I suppose it depends on how you manage risk. The way I understand hedge is that you have an asset or instrument that will move in the opposite direction of what you are hedging. One goes up the other goes down. Kind of guarantees that the portfolio goes nowhere.
I manage risk by getting out of the market when it's not doing what I expect it to do. No insurance.
Making profits on losing trades is beyond my comprehension. Offsetting a loss by putting on a different trade would take me out of my comfort level. I just accept the loss, try and keep it as small as possible and move on.

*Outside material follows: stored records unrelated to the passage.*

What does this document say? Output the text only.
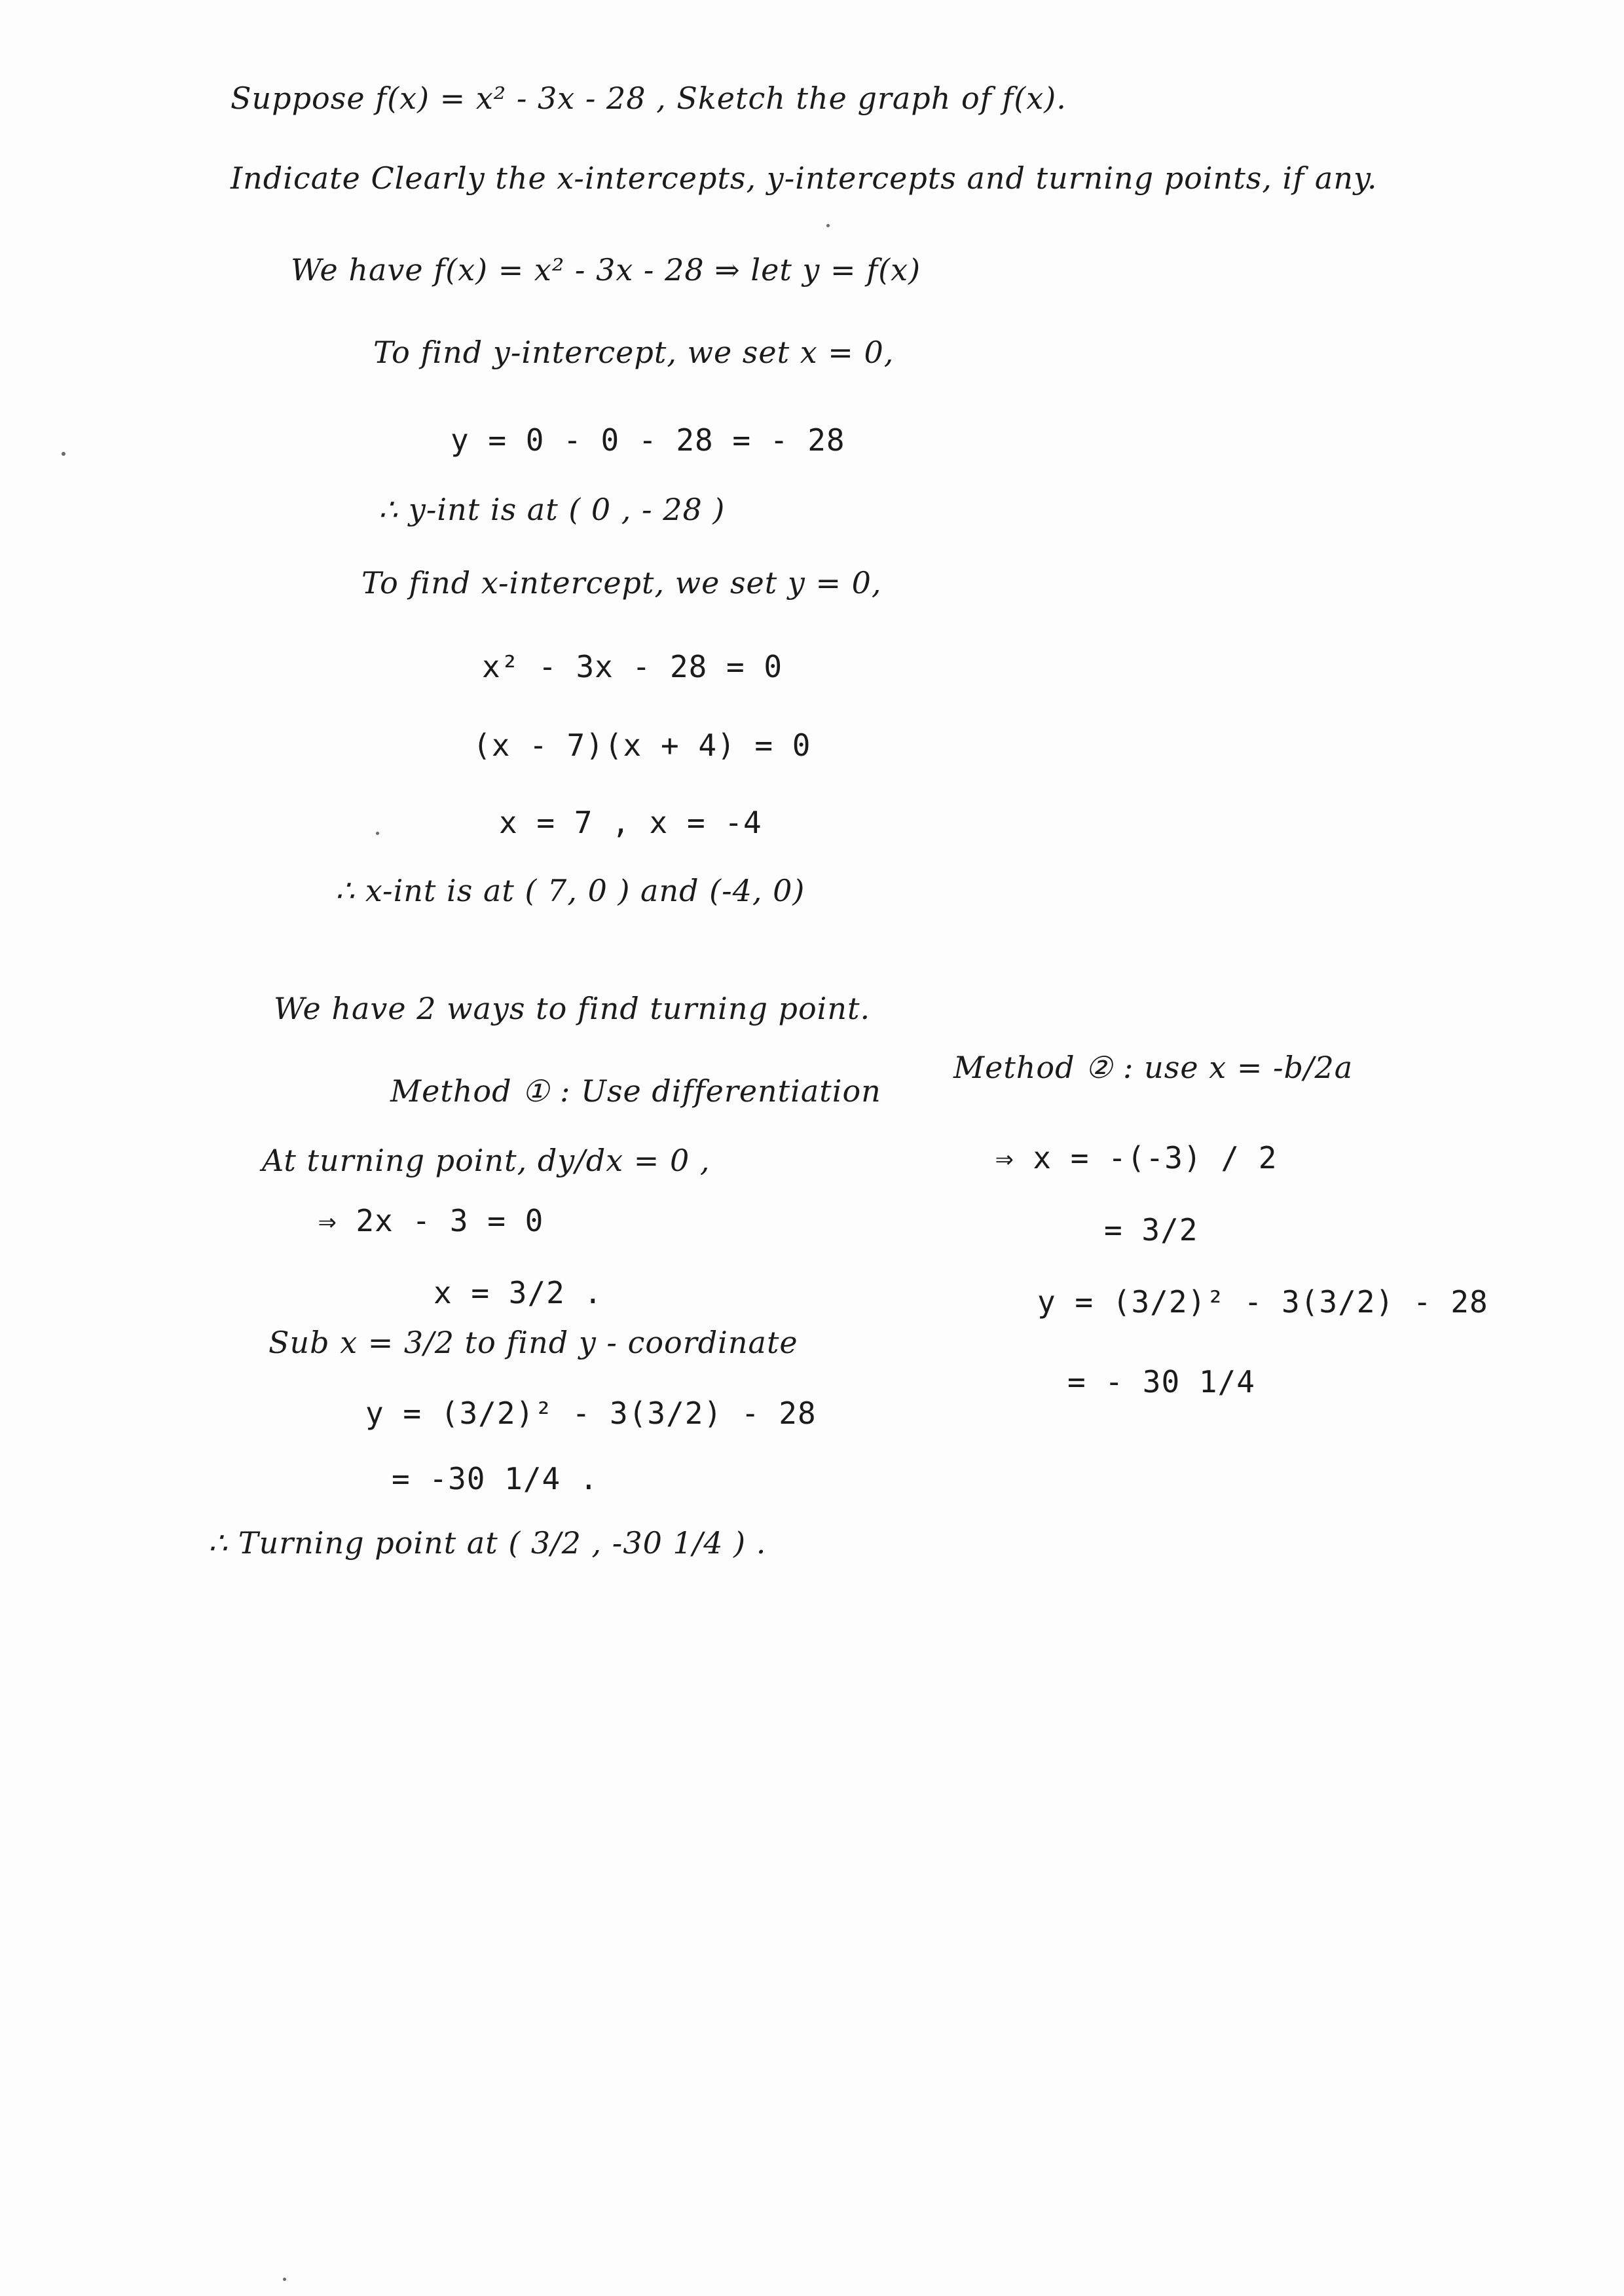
Suppose f(x) = x² - 3x - 28 , Sketch the graph of f(x).
Indicate Clearly the x-intercepts, y-intercepts and turning points, if any.
We have f(x) = x² - 3x - 28 ⇒ let y = f(x)
To find y-intercept, we set x = 0,
y = 0 - 0 - 28 = - 28
∴ y-int is at ( 0 , - 28 )
To find x-intercept, we set y = 0,
x² - 3x - 28 = 0
(x - 7)(x + 4) = 0
x = 7 , x = -4
∴ x-int is at ( 7, 0 ) and (-4, 0)
We have 2 ways to find turning point.
Method ① : Use differentiation
At turning point, dy/dx = 0 ,
⇒ 2x - 3 = 0
x = 3/2 .
Sub x = 3/2 to find y - coordinate
y = (3/2)² - 3(3/2) - 28
= -30 1/4 .
∴ Turning point at ( 3/2 , -30 1/4 ) .
Method ② : use x = -b/2a
⇒ x = -(-3) / 2
= 3/2
y = (3/2)² - 3(3/2) - 28
= - 30 1/4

Took me a year in 1990s to backtest and trade then automate eventually, then starting in 2010 few years to get it "down", thousands of hours, bought historical amount of option data on stocks and futures. I had developed turning patterns so learned how to hedge so lose less on pullbacks. Also learned how to profit options using directionally.
Where most traders think I keep hedge on all the time is incorrect, beginnings of new trade has most risk, when instrument goes a percentage, I lift hedge, if underlying hits stop loss I keep hedge open till recovers loss plus more if chart reads continuation.
There are times I lose, when one side is lifted and goes other way but even there I lose less then whatever full lose would have been if I not hedged at all.
Man, I have been doing this a long time....amazing what you can do if you keep at it.